Partial annealing of a coupled mean-field spin-glass model with an embedded pattern

TL;DR

This paper investigates a partially annealed mean-field spin-glass model with an embedded pattern, revealing phase transitions and the influence of temperature ratios on pattern stability and system behavior.

Contribution

It introduces a new model with partial annealing, showing how interaction correlations and phase diagrams depend on temperature ratios, and identifies reentrant transitions unique to this setup.

Findings

Three distinct phases: paramagnetic, ferromagnetic, spin-glass.

Reentrant transition from ferromagnetic to spin-glass phase.

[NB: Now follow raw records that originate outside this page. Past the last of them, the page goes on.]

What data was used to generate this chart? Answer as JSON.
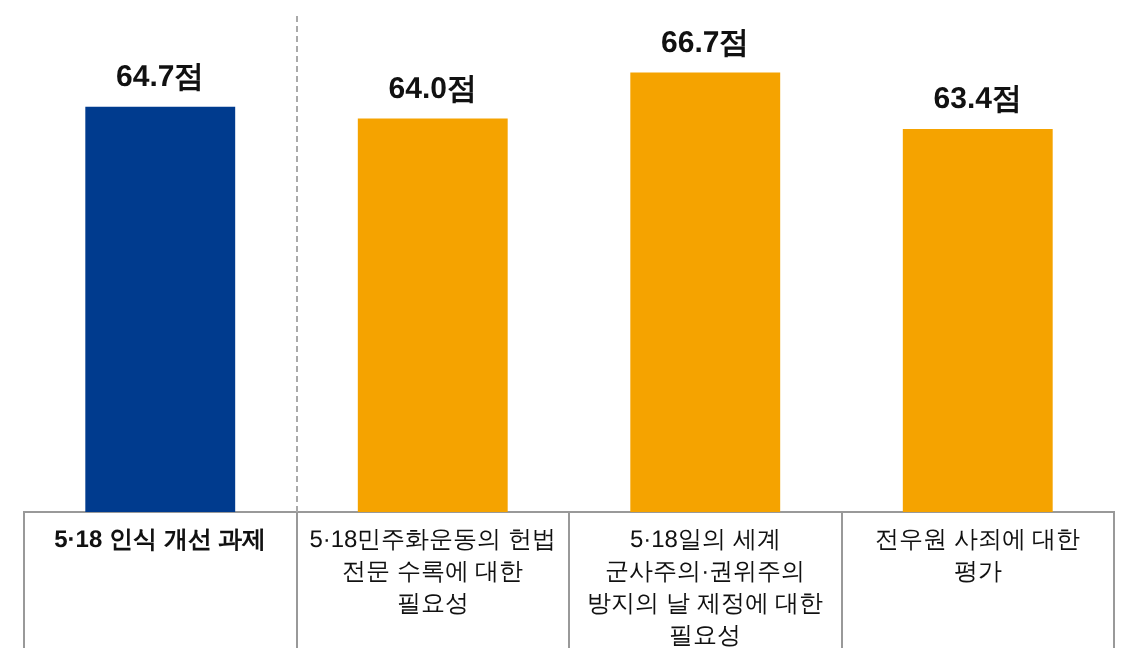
{
  "chart_data": {
    "type": "bar",
    "categories": [
      "5·18 인식 개선 과제",
      "5·18민주화운동의 헌법 전문 수록에 대한 필요성",
      "5·18일의 세계 군사주의·권위주의 방지의 날 제정에 대한 필요성",
      "전우원 사죄에 대한 평가"
    ],
    "values": [
      64.7,
      64.0,
      66.7,
      63.4
    ],
    "colors": [
      "#003b8e",
      "#f5a300",
      "#f5a300",
      "#f5a300"
    ],
    "value_labels": [
      "64.7점",
      "64.0점",
      "66.7점",
      "63.4점"
    ],
    "ylim": [
      41,
      70
    ],
    "legend": false
  }
}
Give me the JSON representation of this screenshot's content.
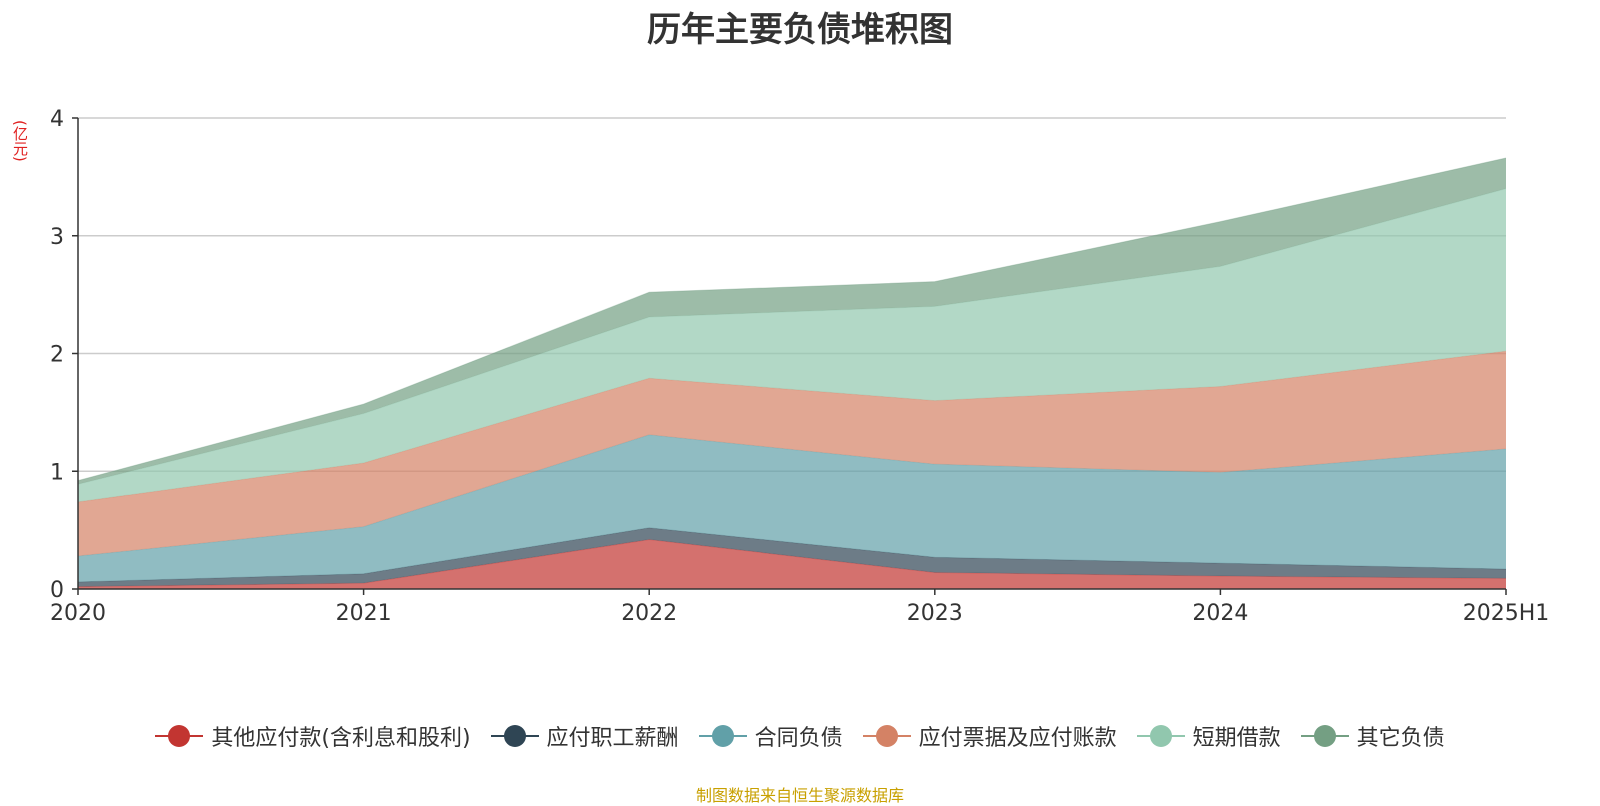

Embedded pattern stability depends on temperature ratio n.

Abstract

A partially annealed mean-field spin-glass model with a locally embedded pattern is studied. The model consists of two dynamical variables, spins and interactions, that are in contact with thermal baths at temperatures T_S and T_J, respectively. Unlike the quenched system, characteristic correlations among the interactions are induced by the partial annealing. The model exhibits three phases, which are paramagnetic, ferromagnetic and spin-glass phases. In the ferromagnetic phase, the embedded pattern is stably realized. The phase diagram depends significantly on the ratio of two temperatures n=T_J/T_S. In particular, a reentrant transition from the embedded ferromagnetic to the spin-glass phases with T_S decreasing is found only below at a certain value of n. This indicates that above the critical value n_c the embedded pattern is supported by local field from a non-embedded region. Some equilibrium properties of the interactions in the partial annealing are also discussed in terms of frustration.